Role of Surface Oxophilicity in Copper-Catalyzed Water Dissociation

Understanding water dissociation on nonprecious metal surfaces is essential toward designing efficient catalysts for important chemical reactions such as water-splitting and carbon dioxide reduction. Hydrogen binding energy (HBE) has been proposed to be a good descriptor to predict hydrogen evolution reaction (HER) activity in alkaline electrolytes. In this work, we showed that although HBE values could predict the HER activity reasonably well, the oxophilicity of the catalyst surface also played a significant role in water dissociation.

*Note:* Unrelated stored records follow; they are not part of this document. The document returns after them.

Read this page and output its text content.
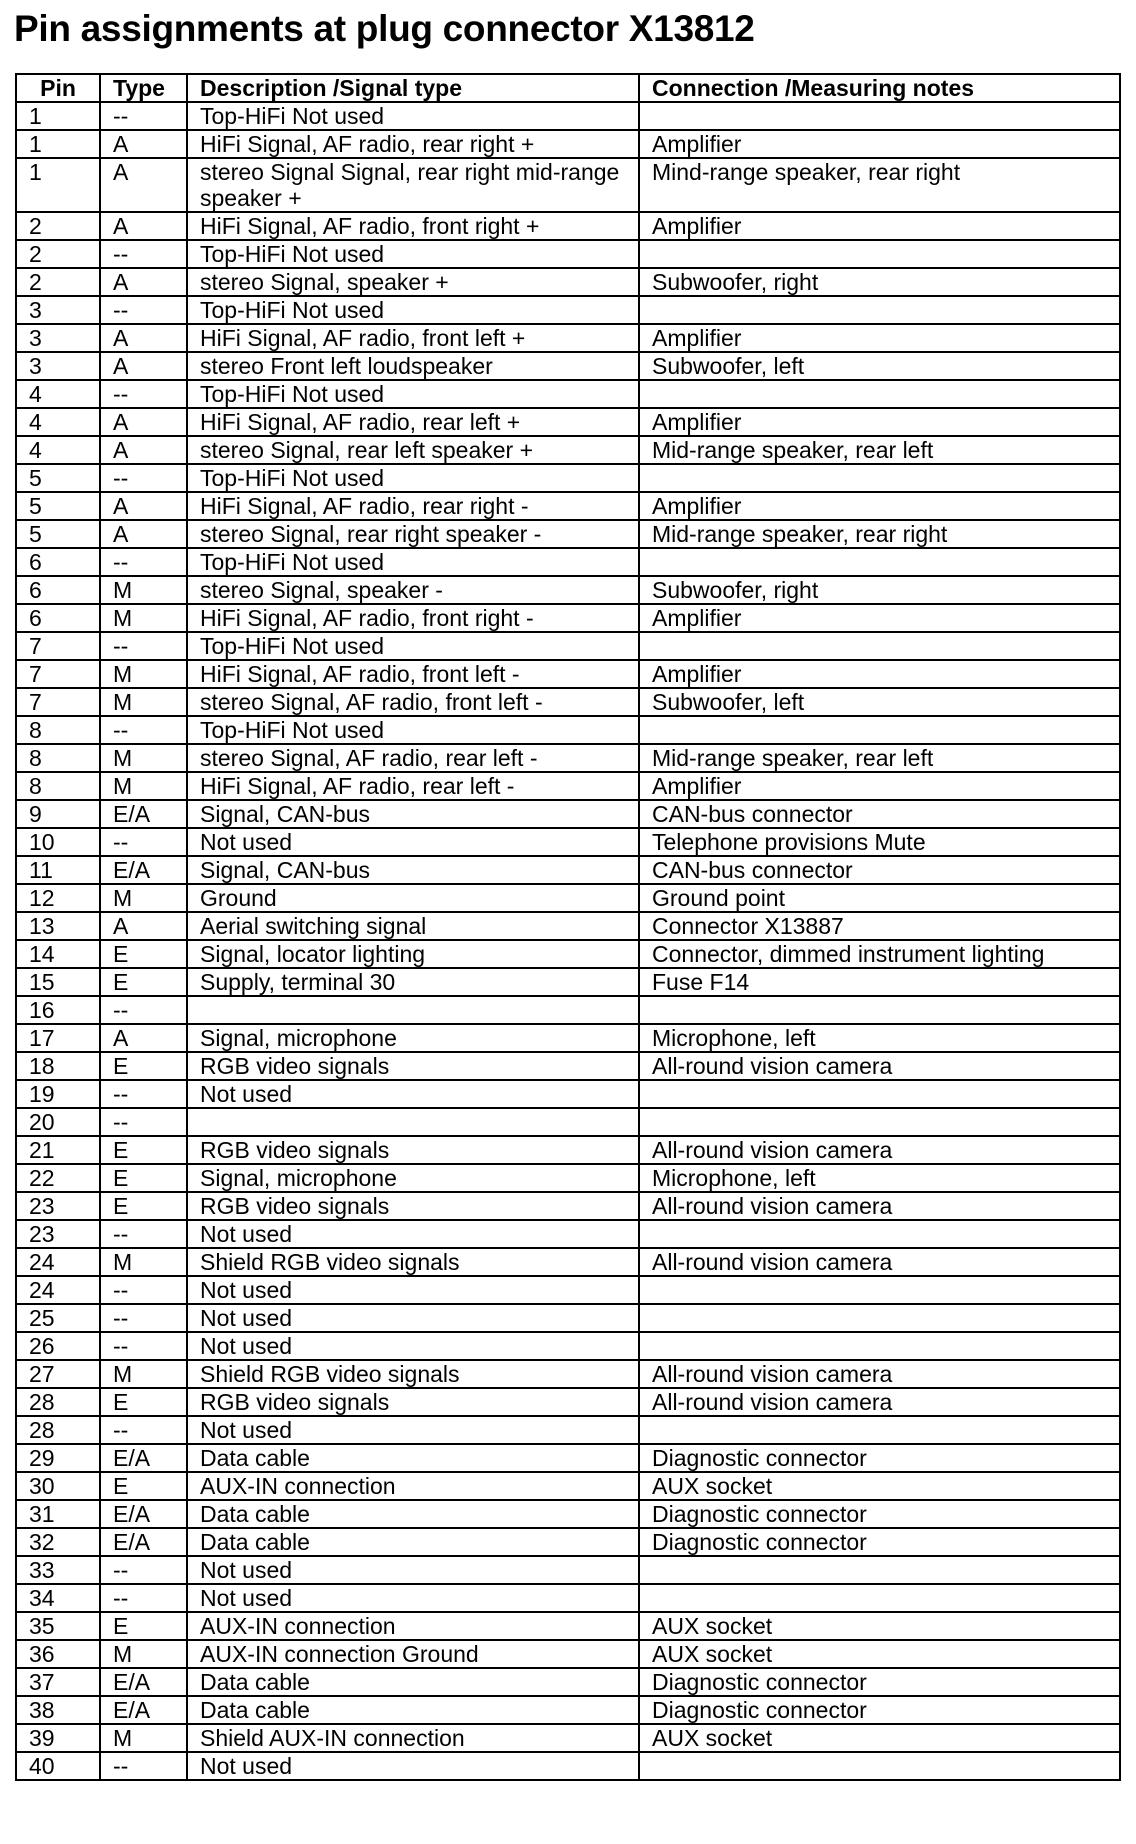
Pin assignments at plug connector X13812
Pin	Type	Description /Signal type	Connection /Measuring notes
1	--	Top-HiFi Not used	
1	A	HiFi Signal, AF radio, rear right +	Amplifier
1	A	stereo Signal Signal, rear right mid-range speaker +	Mind-range speaker, rear right
2	A	HiFi Signal, AF radio, front right +	Amplifier
2	--	Top-HiFi Not used	
2	A	stereo Signal, speaker +	Subwoofer, right
3	--	Top-HiFi Not used	
3	A	HiFi Signal, AF radio, front left +	Amplifier
3	A	stereo Front left loudspeaker	Subwoofer, left
4	--	Top-HiFi Not used	
4	A	HiFi Signal, AF radio, rear left +	Amplifier
4	A	stereo Signal, rear left speaker +	Mid-range speaker, rear left
5	--	Top-HiFi Not used	
5	A	HiFi Signal, AF radio, rear right -	Amplifier
5	A	stereo Signal, rear right speaker -	Mid-range speaker, rear right
6	--	Top-HiFi Not used	
6	M	stereo Signal, speaker -	Subwoofer, right
6	M	HiFi Signal, AF radio, front right -	Amplifier
7	--	Top-HiFi Not used	
7	M	HiFi Signal, AF radio, front left -	Amplifier
7	M	stereo Signal, AF radio, front left -	Subwoofer, left
8	--	Top-HiFi Not used	
8	M	stereo Signal, AF radio, rear left -	Mid-range speaker, rear left
8	M	HiFi Signal, AF radio, rear left -	Amplifier
9	E/A	Signal, CAN-bus	CAN-bus connector
10	--	Not used	Telephone provisions Mute
11	E/A	Signal, CAN-bus	CAN-bus connector
12	M	Ground	Ground point
13	A	Aerial switching signal	Connector X13887
14	E	Signal, locator lighting	Connector, dimmed instrument lighting
15	E	Supply, terminal 30	Fuse F14
16	--		
17	A	Signal, microphone	Microphone, left
18	E	RGB video signals	All-round vision camera
19	--	Not used	
20	--		
21	E	RGB video signals	All-round vision camera
22	E	Signal, microphone	Microphone, left
23	E	RGB video signals	All-round vision camera
23	--	Not used	
24	M	Shield RGB video signals	All-round vision camera
24	--	Not used	
25	--	Not used	
26	--	Not used	
27	M	Shield RGB video signals	All-round vision camera
28	E	RGB video signals	All-round vision camera
28	--	Not used	
29	E/A	Data cable	Diagnostic connector
30	E	AUX-IN connection	AUX socket
31	E/A	Data cable	Diagnostic connector
32	E/A	Data cable	Diagnostic connector
33	--	Not used	
34	--	Not used	
35	E	AUX-IN connection	AUX socket
36	M	AUX-IN connection Ground	AUX socket
37	E/A	Data cable	Diagnostic connector
38	E/A	Data cable	Diagnostic connector
39	M	Shield AUX-IN connection	AUX socket
40	--	Not used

To elucidate the role of surface oxophilicity, a series of nonprecious copper-based bimetallic materials were systematically studied for HER activity in alkaline conditions. By alloying copper with small amounts of oxophilic transition metals such as Ti, Co, or Ni, a significant enhancement in HER activity was achieved in comparison to pure copper. However, if the HBE was considered as the sole descriptor, the experimentally measured HER activity trend did not match the theoretical trend as predicted by density functional theory (DFT) calculations. Further studies combining both computational efforts and experimental investigation of metal oxide/hydroxide (MO/OH) clusters deposited on Cu surfaces showed that oxygen binding energies (i.e., the oxophilicity of the dopant metal) together with HBEs should be used as descriptors to predict HER activity in alkaline conditions due to the synergistic interactions between copper and the oxophilic metal.